Freelance journalist Lola Méndez started using platforms such as Help a Reporter Out (HARO) while working as a fashion publicist in New York City. Now she uses these sites to gain relevant contacts for her freelance assignments.
Essentially, journalists such as Méndez can submit requests for expert sources, including a deadline, in hopes that someone can help. On a number of these platforms, you can also message sources and their representatives directly.
“I use these tools to streamline my process of finding sources,” Méndez says, “especially for stories that are outside of my personal knowledge, such as when I want to quote a doctor, or a scientist or researcher.”
Méndez built a public Twitter list of the various free sourcing platforms she uses alongside hashtags like #journorequest and #prrequest where similar resources are also shared. Many of the free tools are similar to HARO and Qwoted — a site where I regularly submit source requests — by providing a comprehensive, searchable database of expert sources.
Qwoted co-founder Matt Kneller says the company, founded in 2018, aims to increase transparency and connection between public relations staffers and media while leveling the playing field for independent journalists. It’s all an effort to help support editorial operations, he says, knowing such support can help diversify voices and increase news stories about rarely reported subjects. While reporters may appreciate the free resource, he says it’s news audiences who benefit most.
“We feel that, firstly, media in general is severely under-resourced and underpaid,” Kneller says. “They do a lot of great work in pointing to stories that need to be told, and most of the folks that reap the benefits sit on the other side of that transaction.”
Qwoted, as well as HARO and the UK’s Find Your Expert, vet users before they can post or submit requests. Kneller says that it’s important to the company to keep the resource free for journalists because of what he and his team see as a fundamental imbalance. That is why PR professionals are asked to pay for certain aspects of the service — though the base page remains free — while access costs nothing for reporters.

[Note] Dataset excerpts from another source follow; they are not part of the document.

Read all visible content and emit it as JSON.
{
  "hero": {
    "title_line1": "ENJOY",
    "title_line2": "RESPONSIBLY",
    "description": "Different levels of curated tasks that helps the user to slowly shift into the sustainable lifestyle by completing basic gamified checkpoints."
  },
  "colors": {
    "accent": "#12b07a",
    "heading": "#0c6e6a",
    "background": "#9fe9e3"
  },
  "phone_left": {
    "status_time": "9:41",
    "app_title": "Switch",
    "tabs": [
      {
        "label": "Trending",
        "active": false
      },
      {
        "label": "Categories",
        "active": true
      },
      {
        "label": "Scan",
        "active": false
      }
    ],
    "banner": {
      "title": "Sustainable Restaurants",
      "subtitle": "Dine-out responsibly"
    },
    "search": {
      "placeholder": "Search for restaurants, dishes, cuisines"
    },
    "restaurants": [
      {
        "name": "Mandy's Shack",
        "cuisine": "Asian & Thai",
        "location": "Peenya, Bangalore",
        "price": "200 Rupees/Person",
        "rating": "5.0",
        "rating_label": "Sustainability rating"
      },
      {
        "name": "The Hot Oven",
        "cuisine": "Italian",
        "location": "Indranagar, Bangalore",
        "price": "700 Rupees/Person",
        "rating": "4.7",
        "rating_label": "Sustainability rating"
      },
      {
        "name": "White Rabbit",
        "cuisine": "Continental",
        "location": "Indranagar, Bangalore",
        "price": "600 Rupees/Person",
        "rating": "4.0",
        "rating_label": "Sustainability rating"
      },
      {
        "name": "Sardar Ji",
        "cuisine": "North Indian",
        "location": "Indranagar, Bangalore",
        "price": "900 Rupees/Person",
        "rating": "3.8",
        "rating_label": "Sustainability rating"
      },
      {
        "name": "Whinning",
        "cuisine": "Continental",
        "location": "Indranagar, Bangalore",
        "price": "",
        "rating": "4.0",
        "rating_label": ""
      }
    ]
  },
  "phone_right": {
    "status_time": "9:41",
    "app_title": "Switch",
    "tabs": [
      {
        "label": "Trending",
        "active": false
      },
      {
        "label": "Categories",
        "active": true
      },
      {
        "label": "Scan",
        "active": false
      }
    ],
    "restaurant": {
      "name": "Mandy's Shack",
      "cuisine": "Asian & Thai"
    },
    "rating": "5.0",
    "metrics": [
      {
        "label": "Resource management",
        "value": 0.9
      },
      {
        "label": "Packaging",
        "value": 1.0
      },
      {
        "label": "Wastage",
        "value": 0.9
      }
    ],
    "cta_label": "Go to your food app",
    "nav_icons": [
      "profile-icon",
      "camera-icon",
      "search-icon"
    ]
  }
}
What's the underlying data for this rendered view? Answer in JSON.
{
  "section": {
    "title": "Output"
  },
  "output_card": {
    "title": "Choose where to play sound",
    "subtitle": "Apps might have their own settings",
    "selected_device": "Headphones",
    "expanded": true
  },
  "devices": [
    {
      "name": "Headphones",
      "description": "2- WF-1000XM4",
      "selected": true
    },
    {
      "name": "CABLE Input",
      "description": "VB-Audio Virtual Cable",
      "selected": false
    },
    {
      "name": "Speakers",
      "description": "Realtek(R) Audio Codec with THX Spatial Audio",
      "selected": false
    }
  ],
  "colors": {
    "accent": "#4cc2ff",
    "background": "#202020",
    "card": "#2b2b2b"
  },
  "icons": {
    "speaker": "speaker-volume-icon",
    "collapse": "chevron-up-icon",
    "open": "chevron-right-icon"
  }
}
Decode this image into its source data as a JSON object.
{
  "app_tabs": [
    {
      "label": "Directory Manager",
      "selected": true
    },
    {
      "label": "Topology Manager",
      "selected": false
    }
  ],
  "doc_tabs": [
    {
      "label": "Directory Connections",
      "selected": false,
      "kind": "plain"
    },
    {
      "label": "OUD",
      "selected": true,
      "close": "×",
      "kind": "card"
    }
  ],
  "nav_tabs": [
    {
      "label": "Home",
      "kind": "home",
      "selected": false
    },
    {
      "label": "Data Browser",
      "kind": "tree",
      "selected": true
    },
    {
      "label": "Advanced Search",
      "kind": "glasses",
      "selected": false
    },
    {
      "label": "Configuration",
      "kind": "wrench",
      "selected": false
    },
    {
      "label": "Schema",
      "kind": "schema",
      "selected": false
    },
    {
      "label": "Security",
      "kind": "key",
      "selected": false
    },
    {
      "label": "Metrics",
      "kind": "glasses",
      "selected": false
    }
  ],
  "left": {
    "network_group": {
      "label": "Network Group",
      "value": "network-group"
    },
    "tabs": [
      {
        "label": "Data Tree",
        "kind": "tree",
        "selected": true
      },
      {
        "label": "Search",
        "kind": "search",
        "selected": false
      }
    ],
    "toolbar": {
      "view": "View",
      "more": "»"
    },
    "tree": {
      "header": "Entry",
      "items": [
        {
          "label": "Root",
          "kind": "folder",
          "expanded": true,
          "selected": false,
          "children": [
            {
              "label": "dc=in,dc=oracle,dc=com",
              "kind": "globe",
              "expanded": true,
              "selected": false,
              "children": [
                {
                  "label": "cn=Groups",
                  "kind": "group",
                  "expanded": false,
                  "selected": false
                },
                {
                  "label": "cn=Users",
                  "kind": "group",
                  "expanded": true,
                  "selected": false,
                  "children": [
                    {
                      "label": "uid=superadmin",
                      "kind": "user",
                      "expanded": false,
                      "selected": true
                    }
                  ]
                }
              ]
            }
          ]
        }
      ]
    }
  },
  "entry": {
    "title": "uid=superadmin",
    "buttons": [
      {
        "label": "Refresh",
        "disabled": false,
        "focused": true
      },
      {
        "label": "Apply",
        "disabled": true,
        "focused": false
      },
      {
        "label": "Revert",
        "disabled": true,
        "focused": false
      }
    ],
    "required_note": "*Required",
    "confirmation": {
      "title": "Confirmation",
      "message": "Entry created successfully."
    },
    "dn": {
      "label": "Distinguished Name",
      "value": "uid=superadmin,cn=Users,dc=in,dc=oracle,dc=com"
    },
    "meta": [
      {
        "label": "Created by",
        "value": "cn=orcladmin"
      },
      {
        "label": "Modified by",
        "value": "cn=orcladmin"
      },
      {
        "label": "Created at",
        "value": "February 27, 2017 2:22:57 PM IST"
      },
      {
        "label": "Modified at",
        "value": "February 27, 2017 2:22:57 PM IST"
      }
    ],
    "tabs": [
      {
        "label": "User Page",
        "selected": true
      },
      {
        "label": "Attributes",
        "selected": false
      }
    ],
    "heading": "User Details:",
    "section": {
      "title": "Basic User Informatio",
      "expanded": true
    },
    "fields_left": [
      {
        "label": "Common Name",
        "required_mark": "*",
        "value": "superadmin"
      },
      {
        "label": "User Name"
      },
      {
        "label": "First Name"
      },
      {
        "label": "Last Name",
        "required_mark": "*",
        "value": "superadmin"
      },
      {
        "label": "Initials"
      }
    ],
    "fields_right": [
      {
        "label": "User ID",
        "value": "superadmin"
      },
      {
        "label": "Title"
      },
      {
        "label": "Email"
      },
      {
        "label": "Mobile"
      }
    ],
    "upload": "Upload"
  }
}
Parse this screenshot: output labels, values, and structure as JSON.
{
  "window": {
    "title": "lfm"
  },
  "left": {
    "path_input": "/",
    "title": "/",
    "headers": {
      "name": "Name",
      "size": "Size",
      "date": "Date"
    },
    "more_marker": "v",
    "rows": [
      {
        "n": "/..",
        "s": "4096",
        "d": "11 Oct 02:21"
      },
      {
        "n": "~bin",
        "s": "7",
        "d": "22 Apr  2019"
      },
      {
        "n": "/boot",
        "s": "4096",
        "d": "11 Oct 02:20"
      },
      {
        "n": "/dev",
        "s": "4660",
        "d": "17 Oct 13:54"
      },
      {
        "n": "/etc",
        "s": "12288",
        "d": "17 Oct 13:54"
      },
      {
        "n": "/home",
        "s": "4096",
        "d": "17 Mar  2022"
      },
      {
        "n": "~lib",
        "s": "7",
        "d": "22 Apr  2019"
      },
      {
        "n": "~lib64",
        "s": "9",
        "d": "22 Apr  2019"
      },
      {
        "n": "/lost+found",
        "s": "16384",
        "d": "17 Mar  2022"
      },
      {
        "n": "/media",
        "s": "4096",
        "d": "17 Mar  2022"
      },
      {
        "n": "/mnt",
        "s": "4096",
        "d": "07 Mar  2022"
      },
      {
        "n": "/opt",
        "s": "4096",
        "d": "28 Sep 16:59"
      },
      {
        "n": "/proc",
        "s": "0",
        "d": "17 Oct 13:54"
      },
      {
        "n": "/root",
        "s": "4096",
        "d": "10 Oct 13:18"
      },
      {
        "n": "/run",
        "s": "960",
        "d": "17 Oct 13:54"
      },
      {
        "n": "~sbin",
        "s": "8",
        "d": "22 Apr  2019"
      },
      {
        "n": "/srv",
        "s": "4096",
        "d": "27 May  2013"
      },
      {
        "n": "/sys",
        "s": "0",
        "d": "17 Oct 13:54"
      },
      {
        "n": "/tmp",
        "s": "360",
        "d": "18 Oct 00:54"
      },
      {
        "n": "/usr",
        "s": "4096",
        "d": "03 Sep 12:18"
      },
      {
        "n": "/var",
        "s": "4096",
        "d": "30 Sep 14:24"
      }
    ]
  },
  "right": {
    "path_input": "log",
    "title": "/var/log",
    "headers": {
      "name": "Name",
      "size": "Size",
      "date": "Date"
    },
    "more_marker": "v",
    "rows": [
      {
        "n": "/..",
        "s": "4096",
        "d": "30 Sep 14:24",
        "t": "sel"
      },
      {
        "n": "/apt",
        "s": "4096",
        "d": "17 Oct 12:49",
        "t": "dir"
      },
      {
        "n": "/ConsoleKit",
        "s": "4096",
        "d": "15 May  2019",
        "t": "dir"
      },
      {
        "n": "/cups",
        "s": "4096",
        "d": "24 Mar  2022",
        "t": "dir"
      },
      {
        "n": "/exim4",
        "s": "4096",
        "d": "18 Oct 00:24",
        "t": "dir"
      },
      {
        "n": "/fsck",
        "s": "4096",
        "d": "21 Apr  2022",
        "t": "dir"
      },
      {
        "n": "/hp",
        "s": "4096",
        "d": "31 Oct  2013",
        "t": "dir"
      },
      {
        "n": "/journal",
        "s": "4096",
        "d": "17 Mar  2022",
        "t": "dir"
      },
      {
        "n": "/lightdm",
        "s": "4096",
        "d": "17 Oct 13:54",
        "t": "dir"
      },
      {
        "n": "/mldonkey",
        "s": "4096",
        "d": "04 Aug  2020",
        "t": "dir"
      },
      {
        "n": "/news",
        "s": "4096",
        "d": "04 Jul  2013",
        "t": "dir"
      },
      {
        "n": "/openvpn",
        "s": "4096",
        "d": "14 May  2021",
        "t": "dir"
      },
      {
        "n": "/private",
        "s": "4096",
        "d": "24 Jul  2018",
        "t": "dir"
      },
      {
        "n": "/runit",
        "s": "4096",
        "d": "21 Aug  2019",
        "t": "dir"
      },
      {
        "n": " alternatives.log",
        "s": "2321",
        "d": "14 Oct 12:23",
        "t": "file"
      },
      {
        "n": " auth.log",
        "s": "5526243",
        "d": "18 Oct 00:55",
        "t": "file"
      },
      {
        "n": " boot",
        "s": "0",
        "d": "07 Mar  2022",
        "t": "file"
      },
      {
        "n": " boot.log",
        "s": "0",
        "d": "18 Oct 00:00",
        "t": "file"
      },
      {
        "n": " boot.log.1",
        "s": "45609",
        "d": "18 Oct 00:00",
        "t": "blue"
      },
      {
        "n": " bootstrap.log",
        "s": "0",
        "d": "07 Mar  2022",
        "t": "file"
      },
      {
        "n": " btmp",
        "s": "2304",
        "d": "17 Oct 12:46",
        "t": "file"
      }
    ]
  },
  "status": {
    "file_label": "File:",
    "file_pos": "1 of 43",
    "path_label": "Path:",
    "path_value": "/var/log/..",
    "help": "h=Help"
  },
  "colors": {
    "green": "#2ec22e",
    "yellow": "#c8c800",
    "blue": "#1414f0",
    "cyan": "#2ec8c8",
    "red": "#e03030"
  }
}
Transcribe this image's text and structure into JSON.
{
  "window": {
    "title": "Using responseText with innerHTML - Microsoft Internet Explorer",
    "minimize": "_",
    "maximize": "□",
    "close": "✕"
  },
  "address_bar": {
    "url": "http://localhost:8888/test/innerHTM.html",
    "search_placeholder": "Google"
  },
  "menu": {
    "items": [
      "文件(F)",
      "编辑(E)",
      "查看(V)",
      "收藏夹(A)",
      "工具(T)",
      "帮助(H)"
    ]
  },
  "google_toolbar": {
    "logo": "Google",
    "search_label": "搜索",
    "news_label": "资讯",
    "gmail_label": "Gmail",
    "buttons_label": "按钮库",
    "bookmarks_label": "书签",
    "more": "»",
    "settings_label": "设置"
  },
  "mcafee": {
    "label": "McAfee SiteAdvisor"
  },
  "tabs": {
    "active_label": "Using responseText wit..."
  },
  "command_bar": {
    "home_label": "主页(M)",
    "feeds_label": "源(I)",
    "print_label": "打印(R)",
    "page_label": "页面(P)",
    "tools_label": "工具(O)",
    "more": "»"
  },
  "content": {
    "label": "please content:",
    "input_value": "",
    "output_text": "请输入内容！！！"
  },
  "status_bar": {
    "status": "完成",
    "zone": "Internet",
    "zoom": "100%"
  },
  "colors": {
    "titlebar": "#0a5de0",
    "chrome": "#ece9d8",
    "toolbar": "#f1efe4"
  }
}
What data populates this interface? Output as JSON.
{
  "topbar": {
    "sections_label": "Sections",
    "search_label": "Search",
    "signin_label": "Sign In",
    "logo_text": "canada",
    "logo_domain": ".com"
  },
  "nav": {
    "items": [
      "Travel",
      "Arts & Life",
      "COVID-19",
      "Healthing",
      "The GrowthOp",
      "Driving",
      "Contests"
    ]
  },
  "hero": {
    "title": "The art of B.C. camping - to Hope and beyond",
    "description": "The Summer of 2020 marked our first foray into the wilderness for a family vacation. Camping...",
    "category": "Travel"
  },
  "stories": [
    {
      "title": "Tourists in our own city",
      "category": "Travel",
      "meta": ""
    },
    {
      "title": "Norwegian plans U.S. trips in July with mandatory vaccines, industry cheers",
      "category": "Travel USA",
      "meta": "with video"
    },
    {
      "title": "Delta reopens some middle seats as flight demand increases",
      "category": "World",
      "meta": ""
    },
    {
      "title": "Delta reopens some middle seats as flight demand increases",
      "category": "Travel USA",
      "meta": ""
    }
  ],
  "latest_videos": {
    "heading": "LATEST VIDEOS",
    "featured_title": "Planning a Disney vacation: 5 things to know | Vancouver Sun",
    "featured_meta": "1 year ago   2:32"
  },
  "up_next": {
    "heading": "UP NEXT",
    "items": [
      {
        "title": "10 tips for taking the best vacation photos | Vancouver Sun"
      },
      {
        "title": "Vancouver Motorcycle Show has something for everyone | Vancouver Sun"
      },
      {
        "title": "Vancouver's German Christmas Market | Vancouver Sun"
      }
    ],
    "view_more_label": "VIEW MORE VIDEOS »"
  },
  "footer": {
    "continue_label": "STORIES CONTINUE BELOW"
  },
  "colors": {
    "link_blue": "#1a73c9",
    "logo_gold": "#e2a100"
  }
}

“We felt that on that side of the network is where ultimately you should pay,” Kneller says.
Abby Lee Hood, the creator of Southern & Appalachian Co-Op Press, also uses these free sourcing services to grow their network. But they caution journalists to discern whether each source brings the proper credentials and experience. Hood seeks out potential red flags when using these platforms to connect with sources and reminds other reporters to be mindful of source “agendas.” So always consider why someone is willing to speak on record and review their profile for credibility.
“Usually when sources say something wild or make a bold claim, I ask for some kind of proof,” Hood says. “For a story about a building owner putting a new rule into effect, I asked the resident source to provide a utility bill.”
While these tools come with their own cautionary tales, Méndez says they can also lead to many unexpected stories. The platforms can also support reporters who need sources in communities where they lack connections. For example, Méndez once needed quotes from attendees of a notable polo festival in Pakistan.
“I thought I was in deep trouble, I did not have connections to Pakistan,” Méndez says. “In using these platforms and my own social media network, I was able to find excellent sources who [not] only attended the event, but I also spoke to former athletes who competed in the event.”